2) The condensate to gas ratio was more than twice that of Elk1 (5Bbls/MMcf) at 11.2 Bbls/MMcf. Since We are deeper than at Elk1, this suggest increasing liquid content with depth, which is consistent with gas sitting on top of an oil leg. There is more pointing to this, as became known during the conference call:
Lab analysis of the specific gravity of the condensate, at room temperature rather than the heated temperature from the well bore, indicated 48 degree API, very close to crude oil. The fact that the specific gravity of the condensate is increasing with depth increases the probability of encountering an oil leg as the company deepens the well.
3) Since they are deeper, it establishes a lowest known gas level at 7,402 feet (5,236 feet at Elk1). According to Wayne Andrews:
We continue to believe that Elk (a brittle, fractured, deep-water limestone fault block) was thrust and lays upon Antelope (a larger, porous, shallow-marine structure). Given the similar pressure regime, intense tectonic activity, and overwhelming evidence of faulting, we believe that both blocks are in communication and in fact part of the same Elk/Antelope structural complex.

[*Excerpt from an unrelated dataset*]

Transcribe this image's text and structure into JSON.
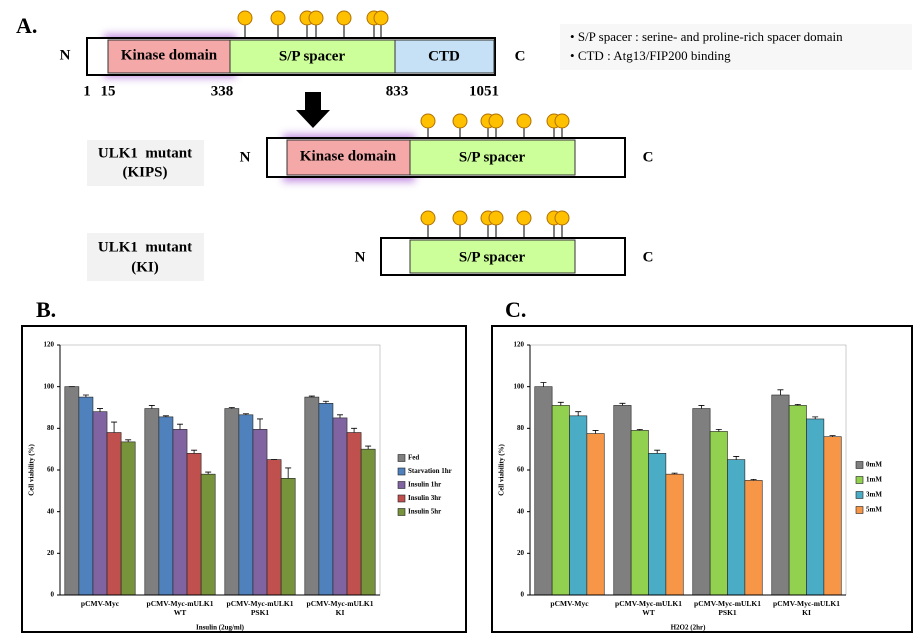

4) There are visible signs of both fracture and matrix porosity in Elk4, which further blows away (if that was still necessary) an early interpretation from Ross Energy, which argued that Elk1 was build on a major fault line and hence it’s extremely high gas pressures were a one-off fluke.
Not only is fracturing common, matrix porosity is often better. This is important, because that ‘major fault line’ argument was perhaps the one argument the shorts believed in, or wanted to believe in. It is still touted on some message boards.

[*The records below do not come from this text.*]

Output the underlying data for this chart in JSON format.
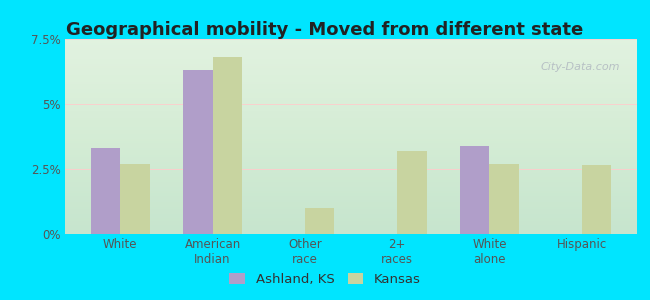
{
  "title": "Geographical mobility - Moved from different state",
  "categories": [
    "White",
    "American\nIndian",
    "Other\nrace",
    "2+\nraces",
    "White\nalone",
    "Hispanic"
  ],
  "ashland_values": [
    3.3,
    6.3,
    0.0,
    0.0,
    3.4,
    0.0
  ],
  "kansas_values": [
    2.7,
    6.8,
    1.0,
    3.2,
    2.7,
    2.65
  ],
  "ashland_color": "#b09ec9",
  "kansas_color": "#c8d4a0",
  "background_top": "#c8e8d8",
  "background_bottom": "#f0f8f0",
  "ylim": [
    0,
    7.5
  ],
  "yticks": [
    0,
    2.5,
    5.0,
    7.5
  ],
  "ytick_labels": [
    "0%",
    "2.5%",
    "5%",
    "7.5%"
  ],
  "legend_labels": [
    "Ashland, KS",
    "Kansas"
  ],
  "outer_bg": "#00e5ff",
  "bar_width": 0.32,
  "title_fontsize": 13,
  "tick_fontsize": 8.5,
  "legend_fontsize": 9.5,
  "watermark": "City-Data.com"
}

most importantly, the visible matrix (vugs, chalky limestone) and fracture (visible micro-fractures) porosity along with shallow marine fossil evidence observed in cuttings from the well within the recently tested limestone reservoir
5) In the conference call new info came to light that makes it very likely that the gas pressure will increase substantially and further signs of matrix porosity:
First, the company described pumping heavy mud with Lost Circulation Material (LCM), to stop the flow of gas and liquids into the well bore. The LCM works to seal porous formation, but depending on the type of material may not be as effective on fractures. The fact that the LCM was effective is a potential indicator of real matrix porosity, a very positive sign for reserve potential. However, and more importantly, the heavy mud probably caused near well-bore formation damage which may have hampered the flow rate of the well in addition to the drilling fluids that were being recovered during the test. Both of these give us confidence that the well will be capable of flowing at substantially higher rates.
6) The report is increasingly confident of it’s valuation, it has a net asset value (NAV) of $64.56. Basically, the increased share count are offset by including a liquid resource potential of 69 MMBbls at $15.00/Bbl (risked at 50%).